Luanda – Uma ponte metálica de quarenta e dois metros com a capacidade de quarenta toneladas, construída sobre e Rio Zenza, localizada entre os bairros da Quilunda (Município de Cacuaco, e do Muzondo, município de Dande (Província do Bengo), foi entregue hoje, Segunda-feira, aos munícipes de Cacuaco, pela Empresa Nacional de Pontes (ENP).

O acto foi assistido pelo administrador municipal de Cacuaco, Carlos Alberto Cavuquila, vice-governador da província de Luanda, para área técnica, Agostinho da Silva e entidades tradicionais.

Em declarações à imprensa, o Director Geral da ENP, José Henriques, disse que a construção da ponte de quatro metros de largura, teve a duração de um mês e está orçada em mais de um milhão de dólares.

Acrescentou ainda que está para breve a construção de mais duas pontes metálicas em duas localidades que farão a ligação dos bairros paraíso, Augusto Ngangula e da Cerâmica nas comunas do Kicolo e sede municipal, respectivamente.

De igual modo, disse que a ponte terá uma duração de 20 anos e contará com a manutenção da empresa construtora. “Antes, a população pagava cinquenta kwanzas para a travessia de canoa de um lado para o outro”, recordou.

Por sua vez, o vice-governador, Agostinho da Silva, disse que a materialização da obra surge em cumprimento da orientação do Presidente da Republica, José Eduardo dos Santos, dimanada do encontro de Auscultação da Mulher Rural, este ano, entre muitas preocupações expostas.

“As pessoas que andavam 52 quilómetros para levarem os seus produtos do campo para venderem no mercado de Kifangondo, hoje só precisam de andar um quilometro e meio nesta travessia”, sustentou.

Informou ainda que a construção de pontes metálicas vão prosseguir em vários municípios de Luanda, de acordo com os projectos em carteira.
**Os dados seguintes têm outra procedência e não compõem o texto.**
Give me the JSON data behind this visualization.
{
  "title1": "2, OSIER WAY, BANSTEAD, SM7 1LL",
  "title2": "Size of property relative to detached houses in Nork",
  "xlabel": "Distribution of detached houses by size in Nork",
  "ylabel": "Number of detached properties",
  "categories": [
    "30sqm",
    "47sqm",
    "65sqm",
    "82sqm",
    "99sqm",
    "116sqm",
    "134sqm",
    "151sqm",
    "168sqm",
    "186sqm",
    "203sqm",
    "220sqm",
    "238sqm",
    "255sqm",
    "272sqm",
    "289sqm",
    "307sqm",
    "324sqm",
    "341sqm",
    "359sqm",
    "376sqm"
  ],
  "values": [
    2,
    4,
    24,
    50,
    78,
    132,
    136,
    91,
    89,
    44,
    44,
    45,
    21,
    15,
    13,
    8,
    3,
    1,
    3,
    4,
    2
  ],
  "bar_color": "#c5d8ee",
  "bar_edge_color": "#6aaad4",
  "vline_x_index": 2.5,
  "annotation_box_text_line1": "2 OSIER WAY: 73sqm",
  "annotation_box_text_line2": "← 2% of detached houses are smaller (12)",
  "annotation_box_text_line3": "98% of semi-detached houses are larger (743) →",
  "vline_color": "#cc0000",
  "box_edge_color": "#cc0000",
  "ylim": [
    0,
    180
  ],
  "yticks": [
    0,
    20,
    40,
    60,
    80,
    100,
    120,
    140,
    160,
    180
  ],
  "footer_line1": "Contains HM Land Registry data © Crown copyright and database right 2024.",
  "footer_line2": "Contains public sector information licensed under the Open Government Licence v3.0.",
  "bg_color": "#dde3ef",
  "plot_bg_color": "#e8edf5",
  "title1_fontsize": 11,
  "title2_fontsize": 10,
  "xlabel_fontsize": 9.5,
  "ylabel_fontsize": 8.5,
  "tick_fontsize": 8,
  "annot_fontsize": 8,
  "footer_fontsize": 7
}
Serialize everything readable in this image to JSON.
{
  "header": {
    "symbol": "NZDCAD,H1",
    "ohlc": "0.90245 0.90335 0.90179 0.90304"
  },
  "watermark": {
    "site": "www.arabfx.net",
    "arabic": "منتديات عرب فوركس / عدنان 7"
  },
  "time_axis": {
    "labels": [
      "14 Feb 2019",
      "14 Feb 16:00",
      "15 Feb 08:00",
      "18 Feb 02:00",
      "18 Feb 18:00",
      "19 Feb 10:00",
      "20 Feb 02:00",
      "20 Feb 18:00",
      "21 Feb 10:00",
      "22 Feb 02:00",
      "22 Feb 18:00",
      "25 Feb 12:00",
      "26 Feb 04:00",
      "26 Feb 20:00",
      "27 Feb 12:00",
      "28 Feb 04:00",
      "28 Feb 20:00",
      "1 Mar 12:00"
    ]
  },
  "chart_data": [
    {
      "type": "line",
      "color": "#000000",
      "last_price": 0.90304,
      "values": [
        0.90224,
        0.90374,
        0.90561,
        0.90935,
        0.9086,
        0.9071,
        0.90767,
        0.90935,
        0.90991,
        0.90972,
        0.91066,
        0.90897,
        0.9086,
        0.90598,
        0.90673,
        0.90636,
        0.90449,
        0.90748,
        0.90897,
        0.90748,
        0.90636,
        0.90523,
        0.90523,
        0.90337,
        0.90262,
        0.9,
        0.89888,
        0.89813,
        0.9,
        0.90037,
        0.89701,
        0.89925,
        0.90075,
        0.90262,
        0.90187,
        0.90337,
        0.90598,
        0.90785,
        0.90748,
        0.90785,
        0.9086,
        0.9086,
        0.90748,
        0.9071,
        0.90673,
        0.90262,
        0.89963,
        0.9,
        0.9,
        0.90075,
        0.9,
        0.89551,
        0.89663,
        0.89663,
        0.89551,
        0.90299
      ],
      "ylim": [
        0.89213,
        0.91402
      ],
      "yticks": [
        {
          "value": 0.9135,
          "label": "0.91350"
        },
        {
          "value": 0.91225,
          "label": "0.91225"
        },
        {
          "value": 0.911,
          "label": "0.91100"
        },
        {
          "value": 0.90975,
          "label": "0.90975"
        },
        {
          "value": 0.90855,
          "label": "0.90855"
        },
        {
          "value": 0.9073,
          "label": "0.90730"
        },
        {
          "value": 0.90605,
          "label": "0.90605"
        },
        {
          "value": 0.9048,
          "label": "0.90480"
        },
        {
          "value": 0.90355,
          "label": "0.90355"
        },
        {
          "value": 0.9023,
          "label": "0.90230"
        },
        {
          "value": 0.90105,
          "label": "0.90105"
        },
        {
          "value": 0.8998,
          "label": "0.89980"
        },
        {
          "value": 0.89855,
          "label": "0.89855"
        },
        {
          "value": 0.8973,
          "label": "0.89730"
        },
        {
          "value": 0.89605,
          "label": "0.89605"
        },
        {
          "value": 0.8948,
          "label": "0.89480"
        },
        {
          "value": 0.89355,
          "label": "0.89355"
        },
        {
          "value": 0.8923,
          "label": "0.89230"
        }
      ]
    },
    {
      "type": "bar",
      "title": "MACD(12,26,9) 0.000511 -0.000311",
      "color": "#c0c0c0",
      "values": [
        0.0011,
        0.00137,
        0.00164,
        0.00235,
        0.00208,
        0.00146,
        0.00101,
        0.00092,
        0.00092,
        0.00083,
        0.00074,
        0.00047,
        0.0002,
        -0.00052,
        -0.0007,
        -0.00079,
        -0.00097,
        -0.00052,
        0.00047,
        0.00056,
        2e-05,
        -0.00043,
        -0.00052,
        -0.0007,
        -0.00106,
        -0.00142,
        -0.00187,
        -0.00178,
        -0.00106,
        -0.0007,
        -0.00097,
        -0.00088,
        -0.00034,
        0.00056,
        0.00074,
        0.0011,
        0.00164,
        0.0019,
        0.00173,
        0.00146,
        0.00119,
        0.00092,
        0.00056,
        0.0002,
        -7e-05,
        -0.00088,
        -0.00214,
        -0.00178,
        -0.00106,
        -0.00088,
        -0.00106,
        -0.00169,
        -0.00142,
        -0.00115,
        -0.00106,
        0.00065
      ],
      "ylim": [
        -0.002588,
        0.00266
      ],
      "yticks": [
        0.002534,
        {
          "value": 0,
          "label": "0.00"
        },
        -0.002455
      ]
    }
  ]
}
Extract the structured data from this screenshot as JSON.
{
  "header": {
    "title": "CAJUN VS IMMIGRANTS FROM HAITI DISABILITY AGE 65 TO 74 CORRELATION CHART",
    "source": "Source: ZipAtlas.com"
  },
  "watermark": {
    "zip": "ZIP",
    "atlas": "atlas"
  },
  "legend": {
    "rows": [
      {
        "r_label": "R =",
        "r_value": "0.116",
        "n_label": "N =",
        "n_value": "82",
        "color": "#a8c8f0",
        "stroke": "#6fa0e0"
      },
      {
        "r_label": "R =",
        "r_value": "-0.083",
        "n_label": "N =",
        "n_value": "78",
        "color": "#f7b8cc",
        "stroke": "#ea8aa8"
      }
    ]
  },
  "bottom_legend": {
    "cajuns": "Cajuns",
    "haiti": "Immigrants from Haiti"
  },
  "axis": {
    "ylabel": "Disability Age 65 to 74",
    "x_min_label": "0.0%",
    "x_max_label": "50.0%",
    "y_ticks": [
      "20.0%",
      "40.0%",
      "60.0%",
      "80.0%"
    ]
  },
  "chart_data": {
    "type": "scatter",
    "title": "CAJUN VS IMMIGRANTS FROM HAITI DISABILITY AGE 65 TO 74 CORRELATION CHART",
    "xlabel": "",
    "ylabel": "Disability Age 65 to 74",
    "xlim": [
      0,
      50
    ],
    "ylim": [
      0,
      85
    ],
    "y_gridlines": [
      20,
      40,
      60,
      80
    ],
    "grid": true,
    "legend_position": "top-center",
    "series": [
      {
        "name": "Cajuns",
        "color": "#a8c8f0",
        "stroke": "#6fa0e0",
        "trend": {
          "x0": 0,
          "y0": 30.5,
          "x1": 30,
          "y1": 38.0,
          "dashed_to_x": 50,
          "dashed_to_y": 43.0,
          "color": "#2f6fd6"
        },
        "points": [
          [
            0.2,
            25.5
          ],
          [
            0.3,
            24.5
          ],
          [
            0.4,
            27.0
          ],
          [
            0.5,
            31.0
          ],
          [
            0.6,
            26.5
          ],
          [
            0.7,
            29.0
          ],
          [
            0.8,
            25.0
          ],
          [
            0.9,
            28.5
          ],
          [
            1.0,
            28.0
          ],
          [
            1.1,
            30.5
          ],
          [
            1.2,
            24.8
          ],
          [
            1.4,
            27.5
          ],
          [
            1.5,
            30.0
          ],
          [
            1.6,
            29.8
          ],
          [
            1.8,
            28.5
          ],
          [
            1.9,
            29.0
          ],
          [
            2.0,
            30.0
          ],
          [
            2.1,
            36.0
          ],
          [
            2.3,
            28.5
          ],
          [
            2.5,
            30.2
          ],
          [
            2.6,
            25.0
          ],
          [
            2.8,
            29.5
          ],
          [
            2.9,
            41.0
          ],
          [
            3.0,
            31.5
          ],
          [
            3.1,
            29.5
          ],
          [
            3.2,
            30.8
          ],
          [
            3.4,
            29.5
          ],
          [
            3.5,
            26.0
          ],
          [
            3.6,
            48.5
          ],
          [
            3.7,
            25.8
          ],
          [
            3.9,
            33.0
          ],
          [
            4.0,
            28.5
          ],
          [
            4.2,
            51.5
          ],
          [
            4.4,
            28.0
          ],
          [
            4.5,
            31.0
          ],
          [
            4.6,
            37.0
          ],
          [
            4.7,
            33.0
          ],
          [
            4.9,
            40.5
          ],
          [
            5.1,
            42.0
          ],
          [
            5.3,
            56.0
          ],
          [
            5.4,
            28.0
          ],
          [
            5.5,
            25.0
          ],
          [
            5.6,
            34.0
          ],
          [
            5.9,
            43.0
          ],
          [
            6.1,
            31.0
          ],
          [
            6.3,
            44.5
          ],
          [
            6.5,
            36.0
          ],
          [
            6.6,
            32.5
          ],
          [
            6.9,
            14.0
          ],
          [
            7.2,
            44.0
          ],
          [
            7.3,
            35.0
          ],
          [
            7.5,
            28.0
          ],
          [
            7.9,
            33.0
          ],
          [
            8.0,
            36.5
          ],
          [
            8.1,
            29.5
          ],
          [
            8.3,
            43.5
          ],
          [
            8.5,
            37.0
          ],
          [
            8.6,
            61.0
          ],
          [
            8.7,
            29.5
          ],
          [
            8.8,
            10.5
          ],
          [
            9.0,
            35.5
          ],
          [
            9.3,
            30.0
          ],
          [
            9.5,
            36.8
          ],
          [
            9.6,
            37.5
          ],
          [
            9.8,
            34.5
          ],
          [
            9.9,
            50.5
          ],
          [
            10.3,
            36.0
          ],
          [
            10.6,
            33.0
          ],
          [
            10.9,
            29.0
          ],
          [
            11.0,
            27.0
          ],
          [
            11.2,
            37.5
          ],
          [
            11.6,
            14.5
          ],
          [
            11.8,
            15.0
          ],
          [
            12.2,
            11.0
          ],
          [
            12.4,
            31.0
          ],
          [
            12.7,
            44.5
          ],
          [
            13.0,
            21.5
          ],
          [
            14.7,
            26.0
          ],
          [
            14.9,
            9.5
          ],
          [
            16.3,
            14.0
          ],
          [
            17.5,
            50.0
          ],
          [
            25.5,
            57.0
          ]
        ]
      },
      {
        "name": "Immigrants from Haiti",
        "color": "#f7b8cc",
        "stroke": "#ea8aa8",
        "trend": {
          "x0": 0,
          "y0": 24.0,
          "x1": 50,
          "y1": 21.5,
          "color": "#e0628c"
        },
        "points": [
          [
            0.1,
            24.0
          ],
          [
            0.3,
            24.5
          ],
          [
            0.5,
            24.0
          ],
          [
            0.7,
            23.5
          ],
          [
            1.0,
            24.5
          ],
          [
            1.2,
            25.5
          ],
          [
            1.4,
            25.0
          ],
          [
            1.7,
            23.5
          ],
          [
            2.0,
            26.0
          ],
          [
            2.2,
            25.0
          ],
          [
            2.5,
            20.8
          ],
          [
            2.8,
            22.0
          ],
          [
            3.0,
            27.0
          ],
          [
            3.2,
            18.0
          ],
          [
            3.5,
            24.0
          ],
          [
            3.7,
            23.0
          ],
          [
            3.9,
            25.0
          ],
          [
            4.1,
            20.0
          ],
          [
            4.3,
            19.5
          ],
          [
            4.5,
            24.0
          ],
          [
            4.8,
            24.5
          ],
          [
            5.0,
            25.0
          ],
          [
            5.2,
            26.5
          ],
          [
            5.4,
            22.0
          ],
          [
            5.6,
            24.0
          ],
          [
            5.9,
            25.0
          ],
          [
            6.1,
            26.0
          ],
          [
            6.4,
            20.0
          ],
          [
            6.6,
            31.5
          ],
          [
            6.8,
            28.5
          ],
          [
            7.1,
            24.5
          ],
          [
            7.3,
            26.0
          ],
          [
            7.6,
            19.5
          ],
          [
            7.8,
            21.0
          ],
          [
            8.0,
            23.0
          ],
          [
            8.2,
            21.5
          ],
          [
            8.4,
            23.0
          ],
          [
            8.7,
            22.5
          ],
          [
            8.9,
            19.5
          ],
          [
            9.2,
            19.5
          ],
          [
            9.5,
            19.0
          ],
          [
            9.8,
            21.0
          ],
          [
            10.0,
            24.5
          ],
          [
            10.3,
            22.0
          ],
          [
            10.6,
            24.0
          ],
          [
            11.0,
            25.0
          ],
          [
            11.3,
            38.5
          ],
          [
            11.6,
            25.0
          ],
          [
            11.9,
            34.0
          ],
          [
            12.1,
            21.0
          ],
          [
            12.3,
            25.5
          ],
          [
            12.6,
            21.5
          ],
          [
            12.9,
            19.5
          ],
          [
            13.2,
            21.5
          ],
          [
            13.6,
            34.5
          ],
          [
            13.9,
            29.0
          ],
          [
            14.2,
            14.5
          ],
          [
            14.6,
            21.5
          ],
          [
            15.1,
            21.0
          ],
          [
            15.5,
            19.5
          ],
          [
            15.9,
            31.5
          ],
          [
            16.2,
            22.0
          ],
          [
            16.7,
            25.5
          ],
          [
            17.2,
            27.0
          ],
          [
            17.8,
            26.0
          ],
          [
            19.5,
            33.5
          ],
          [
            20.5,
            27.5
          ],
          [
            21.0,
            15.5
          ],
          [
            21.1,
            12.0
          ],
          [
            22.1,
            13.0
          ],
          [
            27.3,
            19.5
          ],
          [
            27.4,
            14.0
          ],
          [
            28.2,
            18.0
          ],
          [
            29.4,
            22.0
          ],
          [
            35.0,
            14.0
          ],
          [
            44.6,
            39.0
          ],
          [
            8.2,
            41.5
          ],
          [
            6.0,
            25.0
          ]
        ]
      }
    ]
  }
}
O administrador municipal de Cacuaco, Carlos Cavuquila, agradeceu a ENP por ter concluído a ponte e apelou a população no sentido de cuidar da obra colocada a sua disposição, pois vai apoiar o escoamento da produção agrícola da zona.

“Não permitam que os amigos do alheio destruam o que o Estado fez em prol das populações”, disse,  tendo encarregue o soba da área como o responsavel ” número um” na vigilância da ponte.